Load Shedding Safety for Seniors Living Alone
Load shedding is part of South African life, but for an elderly person living alone, a few hours without electricity is a much bigger event than it is for the rest of us. A small amount of planning prevents most of the risks.
The four biggest risks
- Falls in the dark, especially between bedroom and bathroom at night
- Medical equipment failure, oxygen concentrators, CPAP machines, fridges holding insulin
- Security gates and electric fencing not operating as expected
- Isolation, flat cellphone.
A simple load-shedding kit
Keep these in one accessible drawer:
- A reliable torch with fresh batteries (not a candle, fire risk)
- A small headlamp for hands-free movement
- A fully charged power bank with the right cable
- A battery-powered radio
- A printed list of emergency numbers in large font (family, GP, security, ER24/Netcare 911)
For night-time stages
Plug a small rechargeable emergency light into the bedroom and bathroom , it switches on automatically when the power fails. Reflective tape on step edges is cheap and effective.

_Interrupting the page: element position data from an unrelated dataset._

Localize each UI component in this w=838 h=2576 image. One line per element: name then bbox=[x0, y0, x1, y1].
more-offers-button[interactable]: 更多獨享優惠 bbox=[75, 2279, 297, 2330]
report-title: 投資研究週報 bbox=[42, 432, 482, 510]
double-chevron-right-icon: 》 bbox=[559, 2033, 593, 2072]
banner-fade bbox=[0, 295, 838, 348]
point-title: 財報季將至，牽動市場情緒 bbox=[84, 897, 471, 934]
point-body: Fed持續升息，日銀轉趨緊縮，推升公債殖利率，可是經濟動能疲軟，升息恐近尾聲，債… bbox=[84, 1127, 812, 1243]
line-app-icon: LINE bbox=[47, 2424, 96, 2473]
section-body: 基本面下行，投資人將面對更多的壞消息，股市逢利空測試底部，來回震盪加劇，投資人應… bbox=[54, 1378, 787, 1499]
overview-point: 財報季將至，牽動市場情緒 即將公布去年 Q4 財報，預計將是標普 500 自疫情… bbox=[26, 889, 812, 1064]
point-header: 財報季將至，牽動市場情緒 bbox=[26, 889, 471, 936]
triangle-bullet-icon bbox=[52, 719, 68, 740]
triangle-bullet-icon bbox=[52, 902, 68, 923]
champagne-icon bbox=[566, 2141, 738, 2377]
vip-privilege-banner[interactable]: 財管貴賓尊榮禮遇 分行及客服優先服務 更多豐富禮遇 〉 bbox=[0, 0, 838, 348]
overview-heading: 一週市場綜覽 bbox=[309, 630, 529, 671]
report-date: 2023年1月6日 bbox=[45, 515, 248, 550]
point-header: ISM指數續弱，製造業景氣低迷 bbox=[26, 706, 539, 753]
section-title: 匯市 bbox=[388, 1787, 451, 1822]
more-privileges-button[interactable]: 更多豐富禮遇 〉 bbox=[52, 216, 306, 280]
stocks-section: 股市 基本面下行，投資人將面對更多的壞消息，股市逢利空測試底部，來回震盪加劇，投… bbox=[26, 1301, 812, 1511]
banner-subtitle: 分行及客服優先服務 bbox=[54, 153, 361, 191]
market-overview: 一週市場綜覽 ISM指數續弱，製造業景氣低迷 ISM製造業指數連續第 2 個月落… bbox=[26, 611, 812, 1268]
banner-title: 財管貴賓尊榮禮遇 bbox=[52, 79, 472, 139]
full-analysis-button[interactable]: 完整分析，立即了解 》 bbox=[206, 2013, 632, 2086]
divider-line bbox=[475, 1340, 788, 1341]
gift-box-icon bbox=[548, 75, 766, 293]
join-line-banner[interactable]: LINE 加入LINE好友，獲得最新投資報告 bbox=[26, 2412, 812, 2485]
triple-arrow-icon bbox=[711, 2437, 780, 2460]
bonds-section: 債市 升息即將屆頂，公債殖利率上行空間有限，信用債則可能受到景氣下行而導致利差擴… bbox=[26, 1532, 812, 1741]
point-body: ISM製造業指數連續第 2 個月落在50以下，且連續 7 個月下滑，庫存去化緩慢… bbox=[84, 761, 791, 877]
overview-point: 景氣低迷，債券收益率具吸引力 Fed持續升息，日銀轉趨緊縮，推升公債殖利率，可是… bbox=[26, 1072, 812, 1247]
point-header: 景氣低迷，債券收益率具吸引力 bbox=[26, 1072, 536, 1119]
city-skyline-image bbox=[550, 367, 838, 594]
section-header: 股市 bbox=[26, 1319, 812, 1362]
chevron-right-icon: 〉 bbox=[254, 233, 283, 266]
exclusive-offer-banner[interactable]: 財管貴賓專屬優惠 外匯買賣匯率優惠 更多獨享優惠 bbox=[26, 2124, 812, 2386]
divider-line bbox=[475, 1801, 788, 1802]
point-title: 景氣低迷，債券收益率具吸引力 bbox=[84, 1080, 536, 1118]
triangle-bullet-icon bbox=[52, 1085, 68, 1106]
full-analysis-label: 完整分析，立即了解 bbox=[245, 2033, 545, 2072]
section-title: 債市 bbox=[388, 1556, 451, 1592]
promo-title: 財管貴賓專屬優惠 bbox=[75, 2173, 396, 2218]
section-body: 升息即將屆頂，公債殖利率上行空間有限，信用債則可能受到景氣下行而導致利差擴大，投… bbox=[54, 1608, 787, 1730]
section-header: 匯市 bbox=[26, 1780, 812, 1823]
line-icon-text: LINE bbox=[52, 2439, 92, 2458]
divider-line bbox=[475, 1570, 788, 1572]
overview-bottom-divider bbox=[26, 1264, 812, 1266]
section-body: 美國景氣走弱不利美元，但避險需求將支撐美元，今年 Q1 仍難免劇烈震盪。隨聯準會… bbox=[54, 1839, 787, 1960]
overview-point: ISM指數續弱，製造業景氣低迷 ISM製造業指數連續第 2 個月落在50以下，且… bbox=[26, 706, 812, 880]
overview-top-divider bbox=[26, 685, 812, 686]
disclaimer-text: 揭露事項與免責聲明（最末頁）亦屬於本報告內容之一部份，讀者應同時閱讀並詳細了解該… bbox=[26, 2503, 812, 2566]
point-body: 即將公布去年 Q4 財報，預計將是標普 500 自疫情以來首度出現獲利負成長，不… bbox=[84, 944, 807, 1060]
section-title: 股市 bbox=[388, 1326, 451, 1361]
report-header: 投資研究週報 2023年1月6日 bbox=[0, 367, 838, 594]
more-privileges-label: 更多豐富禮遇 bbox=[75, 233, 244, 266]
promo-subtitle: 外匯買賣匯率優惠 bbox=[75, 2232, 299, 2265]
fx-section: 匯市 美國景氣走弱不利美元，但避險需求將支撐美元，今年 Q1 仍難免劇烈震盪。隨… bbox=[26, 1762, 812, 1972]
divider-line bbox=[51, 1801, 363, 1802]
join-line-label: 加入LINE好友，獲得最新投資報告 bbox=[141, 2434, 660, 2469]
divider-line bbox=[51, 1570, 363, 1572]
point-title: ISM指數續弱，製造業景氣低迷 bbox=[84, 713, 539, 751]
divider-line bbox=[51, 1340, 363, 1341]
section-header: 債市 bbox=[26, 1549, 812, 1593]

Security during load shedding
- Confirm the electric fence has a working battery backup and test it monthly.
- Confirm the gate motor opens manually, and that your parent knows how.
- Many alarm systems revert to a limited mode on battery, know what still works.
Inverters and backup power
A small inverter that runs a few lights, the wifi router, the cellphone charger and the TV transforms quality of life during outages. It doesn’t need to power the whole house.